說完,他又湊到她耳邊,“我,算是你半個師兄吧?”
“于律師不必客氣!”她淡淡的道。
“那好吧!我們法庭上見!”他自信滿滿的離去。
裴夜雪臉色不變,離開之前,回頭看了一眼冷傲風,什麽都沒說,便走了。
九點鍾,準時開庭。
“就原告訴冷氏集團因其開發的左岸一号社區室内甲醛超标,緻使原告12歲兒子罹患急性白血病一案,本庭現組織雙方進行庭前調解,原告是否同意調解?”審/判長問。

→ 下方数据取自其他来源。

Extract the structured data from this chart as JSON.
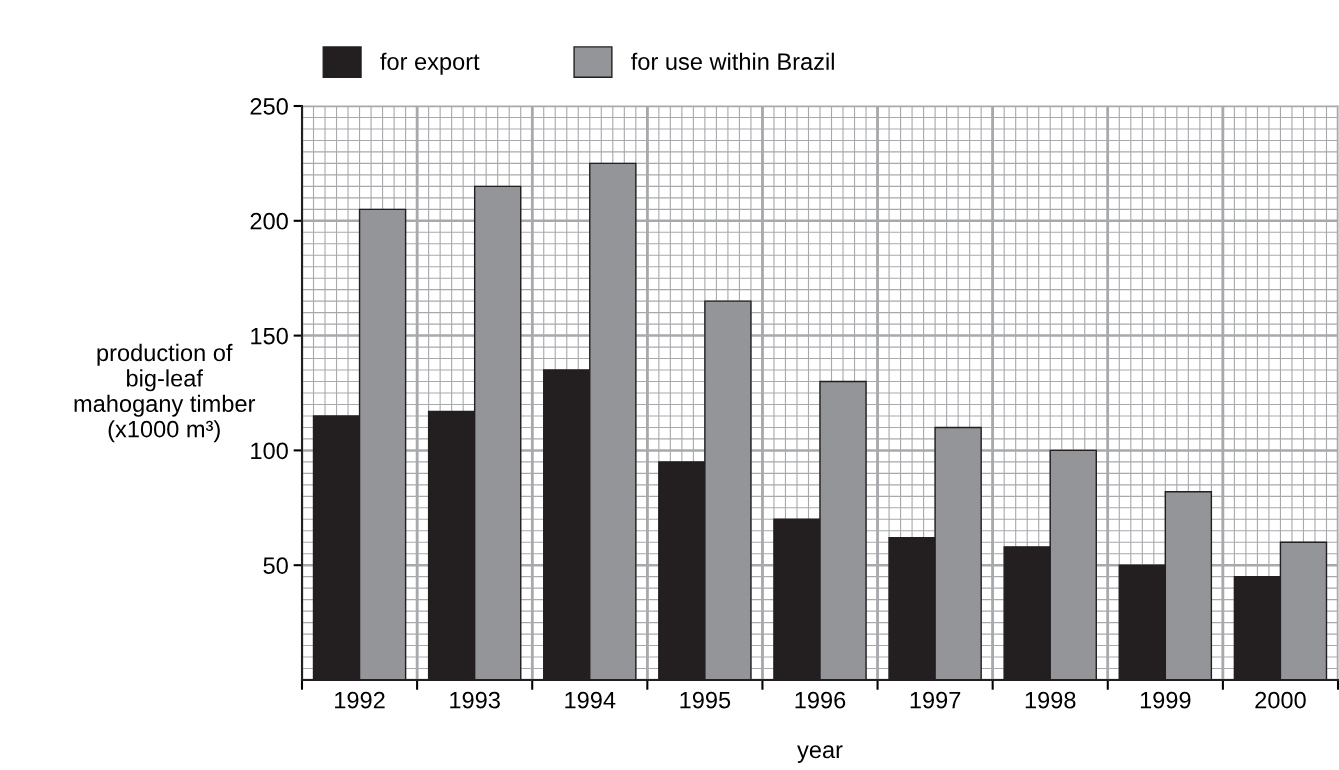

“我們經過質量調查,左岸一号沒有任何質量問題,冷氏不會和解。”于洋說。
“既然被告不願意和解。”裴夜雪站起身,沉穩應對:“原告想請出具本案關鍵證據的環境監測中心的宋檢測員出庭作證。”
“傳召證人。”
裴夜雪自始至終沒有看旁聽席一眼,手中拿着一份報告,問:“宋檢測員,在你出具的報告當中,你認爲,全裝修左岸一号室内甲醛含量嚴重超标,是嗎?”
“是的。”
“那好,請你向法庭陳述一下,檢測當中的具體技術問題。”
“陪審員,關于本案甲醛超标技術檢測問題,我做一下陳述,……”
裴夜雪和于洋都沒有發現,還有一個人,他戴着一個帽子和墨鏡,坐在旁聽席最後一排的角落裏,一直低着頭。
他,就是沈岩。
于洋好幾次朝這邊看來,都沒有發現他的存在。
裴夜雪沒有看向旁聽席,一直在靜靜的聽着送檢測員報告,視線有意無意掃過坐在他對面的于洋。并且,他的一舉一動,甚至一個皺眉的動作,全都落在了她的眼底……
至于冷傲風,他始終沒有進去,站在審廳外面,雙臂環胸,面容深沉,讓人看不出他此刻的心思。
一旁有警員走過來,“冷總,您不進去嗎?”
“嗯!”在外面也一樣能聽到裏面的内容。
他點了一支煙,深深吸上一口,聽着裏面傳來的屬于她的聲音:
“審/判長,我的問題問完了。”
“被告,你有什麽要問的嗎?”審/判長問。
“張檢測員,我想再問一下,當時檢測用的工具和數據。”
“我反對。”裴夜雪再度起身,“審/判長,這些問題,剛才原告質詢證人的時候都涉及到,而且檢測報告中也有說明,被告律師,你不是想拖延時間吧?”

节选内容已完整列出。